En otras palabras, aquellas sociedades que han formulado una visión de lo que quieren ser progresan; las que carecen de ella se estancan y declinan. De alguna manera, un objetivo deviene no sólo la referencia de lo que se quiere conseguir, sino también la fuerza impulsora para lograrlo. Por esta razón, carecer de visión de futuro acostumbra a ser indicativo de parálisis social.
Muy a mi pesar, creo que ésta es la situación de Catalunya hoy en día. Ahora mismo, Catalunya carece de objetivos, no tiene referencias de futuro y, lo que es peor, no parece que posea la capacidad de articularlas. Si para alguna cosa ha servido el culebrón del Estatut d´Autonomia de Catalunya es para evidenciarlo crudamente: si una norma de rango constitucional, con toda la potencia estratégica que conlleva, no ha servido para que se hayan podido definir hitos de futuro, ya me dirán ustedes qué es lo que lo conseguirá.
Y así nos va: no existe proyecto social, económico ni político; vivimos estancados en el regate en corto; no hay previsión ni anticipación de ningún tipo y todo se fía a la capacidad de reacción. Cualquier tema de futuro se considera con una cortedad de miras espeluznante y por eso, las más de las veces, lo que se consigue es pan para hoy y hambre para mañana, y como muestra me remito nuevamente al caso del Estatut.
La historia moderna de Catalunya demuestra que los periodos de crecimiento y esplendor han coincidido con momentos de efervescencia social y fe en el futuro. Momentos en que, en coincidencia con la tesis de Polak, un ideal de progreso ha impulsado a la sociedad civil catalana a concebir grandes proyectos ciudadanos; la Renaixença sería un ejemplo perfecto de lo que estoy hablando.
Pero hoy en día la sociedad civil catalana está débil y fragmentada, sobre todo a causa de una clase política que ha hecho todo lo que ha podido para satelizarla, subsidiarizarla y diluirla.
Como consecuencia de ello, Catalunya está huérfana de proyectos de futuro que generen un mínimo entusiasmo. Y a pesar de todo esto, la clase política catalana sigue sin dar muestras de visión estratégica y se enzarza en pugnas de vuelo gallináceo en las que todo se reduce a demostrar que los oponentes políticos lo hacen, o lo harían, peor.

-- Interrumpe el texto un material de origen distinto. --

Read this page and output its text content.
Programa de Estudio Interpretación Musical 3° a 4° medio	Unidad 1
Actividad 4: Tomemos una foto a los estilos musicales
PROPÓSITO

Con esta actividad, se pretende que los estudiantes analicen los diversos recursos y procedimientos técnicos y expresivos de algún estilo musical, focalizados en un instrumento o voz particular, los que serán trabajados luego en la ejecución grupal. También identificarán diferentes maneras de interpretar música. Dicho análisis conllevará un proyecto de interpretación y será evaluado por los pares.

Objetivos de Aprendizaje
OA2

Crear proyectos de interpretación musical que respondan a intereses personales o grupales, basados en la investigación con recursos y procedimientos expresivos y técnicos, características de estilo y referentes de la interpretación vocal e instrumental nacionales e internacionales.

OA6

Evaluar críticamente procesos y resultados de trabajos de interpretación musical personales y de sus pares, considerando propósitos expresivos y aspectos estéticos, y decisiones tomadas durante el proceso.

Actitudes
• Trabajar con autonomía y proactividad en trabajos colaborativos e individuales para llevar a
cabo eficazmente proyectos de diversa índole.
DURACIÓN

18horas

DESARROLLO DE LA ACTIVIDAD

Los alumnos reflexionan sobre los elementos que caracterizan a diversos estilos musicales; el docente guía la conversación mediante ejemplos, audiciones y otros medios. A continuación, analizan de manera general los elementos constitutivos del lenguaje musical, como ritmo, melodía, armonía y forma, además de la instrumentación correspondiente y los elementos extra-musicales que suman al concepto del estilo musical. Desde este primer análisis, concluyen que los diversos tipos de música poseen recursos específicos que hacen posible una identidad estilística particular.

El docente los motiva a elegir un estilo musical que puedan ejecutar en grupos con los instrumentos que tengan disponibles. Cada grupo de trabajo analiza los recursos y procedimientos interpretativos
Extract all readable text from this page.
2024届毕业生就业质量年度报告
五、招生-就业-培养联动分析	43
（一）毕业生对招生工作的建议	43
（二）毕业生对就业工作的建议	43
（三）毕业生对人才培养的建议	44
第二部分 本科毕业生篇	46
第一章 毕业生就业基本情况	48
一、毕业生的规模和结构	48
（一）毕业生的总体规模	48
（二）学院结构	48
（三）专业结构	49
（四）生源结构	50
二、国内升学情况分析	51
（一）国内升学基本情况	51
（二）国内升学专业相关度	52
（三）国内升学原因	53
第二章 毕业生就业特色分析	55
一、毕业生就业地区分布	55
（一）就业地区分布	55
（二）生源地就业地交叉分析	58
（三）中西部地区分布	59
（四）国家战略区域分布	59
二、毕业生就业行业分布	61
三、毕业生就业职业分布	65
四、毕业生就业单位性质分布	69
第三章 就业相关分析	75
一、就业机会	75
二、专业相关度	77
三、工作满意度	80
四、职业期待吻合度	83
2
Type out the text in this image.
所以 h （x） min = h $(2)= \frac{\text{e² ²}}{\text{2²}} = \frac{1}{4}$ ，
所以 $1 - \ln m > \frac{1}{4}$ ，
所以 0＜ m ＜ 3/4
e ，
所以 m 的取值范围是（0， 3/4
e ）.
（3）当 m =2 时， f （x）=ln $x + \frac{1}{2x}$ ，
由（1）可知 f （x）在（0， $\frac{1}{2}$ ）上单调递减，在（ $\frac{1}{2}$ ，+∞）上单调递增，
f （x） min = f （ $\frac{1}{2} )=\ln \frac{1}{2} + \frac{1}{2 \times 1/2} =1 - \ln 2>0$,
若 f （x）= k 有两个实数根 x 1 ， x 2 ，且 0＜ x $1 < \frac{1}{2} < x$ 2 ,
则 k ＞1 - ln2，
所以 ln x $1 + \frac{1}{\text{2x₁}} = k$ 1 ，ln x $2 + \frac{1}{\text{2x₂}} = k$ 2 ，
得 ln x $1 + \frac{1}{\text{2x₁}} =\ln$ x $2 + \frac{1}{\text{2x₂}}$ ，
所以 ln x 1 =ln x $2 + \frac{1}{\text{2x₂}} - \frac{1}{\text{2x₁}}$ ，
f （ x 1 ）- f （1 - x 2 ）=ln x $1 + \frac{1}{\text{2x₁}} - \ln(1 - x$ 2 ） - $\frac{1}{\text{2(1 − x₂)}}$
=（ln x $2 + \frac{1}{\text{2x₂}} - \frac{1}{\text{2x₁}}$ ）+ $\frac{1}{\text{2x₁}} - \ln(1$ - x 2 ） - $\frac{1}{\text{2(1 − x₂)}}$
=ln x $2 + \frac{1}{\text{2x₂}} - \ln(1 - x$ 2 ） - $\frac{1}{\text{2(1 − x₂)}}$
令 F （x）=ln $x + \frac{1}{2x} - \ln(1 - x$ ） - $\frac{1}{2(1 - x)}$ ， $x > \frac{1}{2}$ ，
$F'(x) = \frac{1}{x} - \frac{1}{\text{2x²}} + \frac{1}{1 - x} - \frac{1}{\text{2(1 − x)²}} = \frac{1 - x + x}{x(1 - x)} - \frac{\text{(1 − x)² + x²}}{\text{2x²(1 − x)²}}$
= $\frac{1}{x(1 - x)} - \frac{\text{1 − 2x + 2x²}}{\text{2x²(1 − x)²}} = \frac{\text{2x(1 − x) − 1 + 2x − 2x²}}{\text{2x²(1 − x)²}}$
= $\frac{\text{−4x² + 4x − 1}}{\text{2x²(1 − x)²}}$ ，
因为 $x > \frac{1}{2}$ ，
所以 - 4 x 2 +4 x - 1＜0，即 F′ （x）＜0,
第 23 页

Pero todavía hay esperanza. El proceso de adjudicación de la terminal Sur del aeropuerto de El Prat ha provocado un movimiento cívico que demuestra que la sociedad civil catalana aún tiene pulso y, ante grandes cuestiones, todavía retiene la facultad de trascender lo inmediato para valorar los proyectos en función de sus implicaciones de futuro. Es decir, aún existe la capacidad de formular proyectos de país. Éste es el camino que se ha de seguir.
Si Catalunya ha de progresar, la sociedad civil debe despertar de su letargo y liderar un proceso colectivo para definir una visión que defina propuestas económicas, sociales y políticas a medio y largo plazo. La disyuntiva es clara: o consensuar colectivamente una visión que permita la construcción del futuro o condenar a las próximas generaciones a adaptarse a condiciones sobre las que no tendrán control.
JORDI SERRA, director del Periscopi de Prospectiva i Estratègia.